Jessa M J, Goddard A F, Barrett D A, Shaw P N, Spiller R C
Department of Pharmaceutical Sciences, University of Nottingham, UK.
Br J Clin Pharmacol. 1997 Sep;44(3):245-53. doi: 10.1046/j.1365-2125.1997.t01-1-00572.x.
To evaluate the effect of omeprazole on the pharmacokinetics of metronidazole and hydroxymetronidazole in plasma, gastric juice and saliva following intravenous infusion or oral dosing of metronidazole.
Eight volunteers received single doses of metronidazole (400 mg) intravenously and orally, whilst taking placebo or omeprazole (40 mg, twice daily for 5 days) in a randomized 4-way crossover study. Metronidazole and hydroxymetronidazole concentrations in plasma, saliva and gastric juice samples were determined by h.p.l.c. Pharmacokinetic parameters for metronidazole and hydroxymetronidazole were calculated, and the significance of the mean differences in parameters between omeprazole and placebo co-administration was assessed using a two-tailed, paired t-test.
There were no significant differences (P < 0.05) in any of the plasma or saliva pharmacokinetic parameter values for metronidazole between volunteers receiving omeprazole or placebo when metronidazole was administered either as an intravenous infusion or orally.
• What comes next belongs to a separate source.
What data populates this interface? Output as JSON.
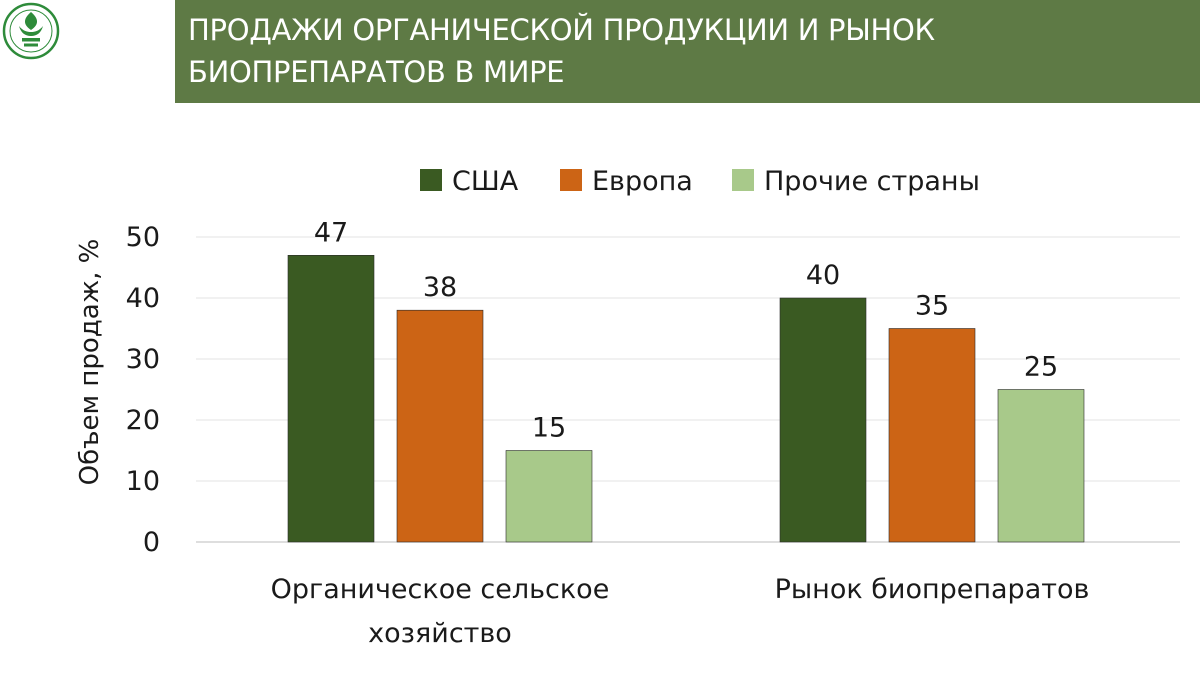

Following intravenous administration of metronidazole to the placebo group and omeprazole treated group respectively, the gastric transfer of metronidazole was significantly reduced from 15.5 +/- 10.4% to 2.6 +/- 1.0% of the dose (P = 0.007; 95% CI of difference 4.8 to 21.0) with concomitant changes in the metronidazole AUC (from 77.5 +/- 18.0 mumol l-1 h to 352.6 +/- 182.1 mumol l-1 h; P = 0.0003; 95% CI of difference 127.6 to 422.7), Cmax (from 61.4 +/- 26.5 mumol l-1 to 271.8 +/- 104.3 mumol l-1; p = 0.0001; 95% CI of difference 118.6 to 302.1). Similarly, the gastric juice AUC of hydroxymetronidazole was significantly reduced from 3.2 +/- 1.9 mumol l-1 h to 1.5 +/- 0.8 mumol l-1 h of the dose (P = 0.0043; 95% CI of difference 0.4 to 3.0) with a concomitant change in Cmax (from 5.0 +/- 2.5 mumol l-1 to 3.0 +/- 1.2 mumol l-1; P = 0.0007; 95% CI of difference 0.7 to 3.4).
Omeprazole had little effect on the plasma and salivary pharmacokinetics of metronidazole (or its hydroxymetabolite) after intravenous or oral administration, but it did have a substantial effect on the pharmacokinetics of metronidazole and hydroxymetronidazole in gastric juice.
评估奥美拉唑对甲硝唑静脉输注或口服给药后,血浆、胃液和唾液中甲硝唑及羟基甲硝唑药代动力学的影响。
在一项随机四交叉研究中,8名志愿者分别静脉注射和口服单剂量甲硝唑(400mg),同时服用安慰剂或奥美拉唑(40mg,每日两次,共5天)。采用高效液相色谱法测定血浆、唾液和胃液样本中甲硝唑和羟基甲硝唑的浓度。计算甲硝唑和羟基甲硝唑的药代动力学参数,并采用双侧配对t检验评估奥美拉唑与安慰剂联合给药时参数平均差异的显著性。
当甲硝唑静脉输注或口服给药时,接受奥美拉唑或安慰剂的志愿者之间,甲硝唑的任何血浆或唾液药代动力学参数值均无显著差异(P<0.05)。分别向安慰剂组和奥美拉唑治疗组静脉注射甲硝唑后,甲硝唑的胃内转运显著降低,从剂量的15.5±10.4%降至2.6±1.0%(P = 0.007;差异的95%置信区间为4.8至21.0),同时甲硝唑的AUC发生变化(从77.5±18.0μmol·l-1·h增至352.6±182.1μmol·l-1·h;P = 0.0003;差异的95%置信区间为127.6至422.7),Cmax(从61.4±26.5μmol·l-1增至271.8±104.3μmol·l-1;p = 0.0001;差异的95%置信区间为118.6至302.1)。同样,羟基甲硝唑的胃液AUC从剂量的3.2±1.9μmol·l-1·h显著降至1.5±0.8μmol·l-1·h(P = 0.0043;差异的95%置信区间为0.4至3.0),同时Cmax发生变化(从5.0±2.5μmol·l-1降至3.0±1.2μmol·l-1;P = 0.0007;差异的95%置信区间为0.7至3.4)。
奥美拉唑对静脉或口服给药后甲硝唑(或其羟基代谢物)的血浆和唾液药代动力学影响较小,但对胃液中甲硝唑和羟基甲硝唑的药代动力学有显著影响。